Andy Fleming afleming at gmail.com
Tue Feb 27 02:40:05 CET 2007


> > There is a strongly established workflow convention use by other
> > git-using projects.  The workflow for committing is this:
> > $ git-status   # to show what has changed/added/removed
> > $ git-update-index   # as needed to update the index
> > $ git-commit    # make it real;
> > It should be noted that 'make clean' is not a required step for the
> > commit workflow.
> >
> I can do this fine even with uncleanded files. cg-commit will not anny
> files that have not been added with cg-add.
>
> Is this different with above sequence of git commands?


You don't *have* to use git-status first.  If, for instance, you know
all the names of the files which need to be committed.  But this is
typically done to see what files have changed, and to see what files
aren't yet tracked by git.  However, when there are a few hundred
object files also in that list, git-status is useless for seeing the
new files.

It's also a bit inconvenient for checking the status, because people
who are used to Linux are used to just typing git-status, and seeing
the handful of lines of output.  In U-Boot, you only get a handful of
lines if you've done make clean.

In other words, the forgetful developer like me has this process in U-Boot:

> git-status
> # swear
> git-status | less
> # wonder if I added any new files
> git-status | less
> # swear.  Give up on finding new files
> make clean
> git-status
> # Ah, I forgot about that one
> git-add # Add/update all files, including the new ones
> git-commit #commit the changes

I work in an office environment--all that swearing endangers my job!  ;)

>
> I always assumed that you have to use "git-add"  to  explicitely  add
> new files to the idex.
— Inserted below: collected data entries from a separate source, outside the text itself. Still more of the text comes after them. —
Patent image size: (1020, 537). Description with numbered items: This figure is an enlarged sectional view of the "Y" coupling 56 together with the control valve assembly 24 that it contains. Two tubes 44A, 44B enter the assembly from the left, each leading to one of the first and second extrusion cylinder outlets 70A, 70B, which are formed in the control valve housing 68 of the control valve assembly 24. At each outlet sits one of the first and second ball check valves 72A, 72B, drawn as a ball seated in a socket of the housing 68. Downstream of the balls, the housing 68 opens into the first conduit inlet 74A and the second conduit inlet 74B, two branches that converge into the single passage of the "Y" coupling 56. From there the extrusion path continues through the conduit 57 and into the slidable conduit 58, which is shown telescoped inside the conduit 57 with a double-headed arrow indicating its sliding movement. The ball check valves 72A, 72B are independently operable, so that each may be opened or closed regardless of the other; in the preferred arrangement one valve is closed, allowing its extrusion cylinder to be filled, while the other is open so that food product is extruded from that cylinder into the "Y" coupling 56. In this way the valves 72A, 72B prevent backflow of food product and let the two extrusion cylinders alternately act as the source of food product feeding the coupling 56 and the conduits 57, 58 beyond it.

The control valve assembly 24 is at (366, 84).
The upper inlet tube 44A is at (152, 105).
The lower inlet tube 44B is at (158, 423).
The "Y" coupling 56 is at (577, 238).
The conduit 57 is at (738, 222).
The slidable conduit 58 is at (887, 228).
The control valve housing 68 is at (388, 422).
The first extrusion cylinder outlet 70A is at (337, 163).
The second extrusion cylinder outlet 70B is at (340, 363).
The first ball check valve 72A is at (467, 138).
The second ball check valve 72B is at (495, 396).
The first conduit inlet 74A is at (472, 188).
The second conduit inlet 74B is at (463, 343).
Is this assumption wrong?

No, that's right.

>
> If not, what do a few extra files hurt when running a commit?

It's not a few extra files.  It's several hundred.  And it makes it
harder to find the handful of files which are actually relevant.


> I lost you here. Why do you need the output of git-status  to  commit
> changes?


Just to identify them.  It feeds the information to the developer, so
we can tell git which files need to be committed.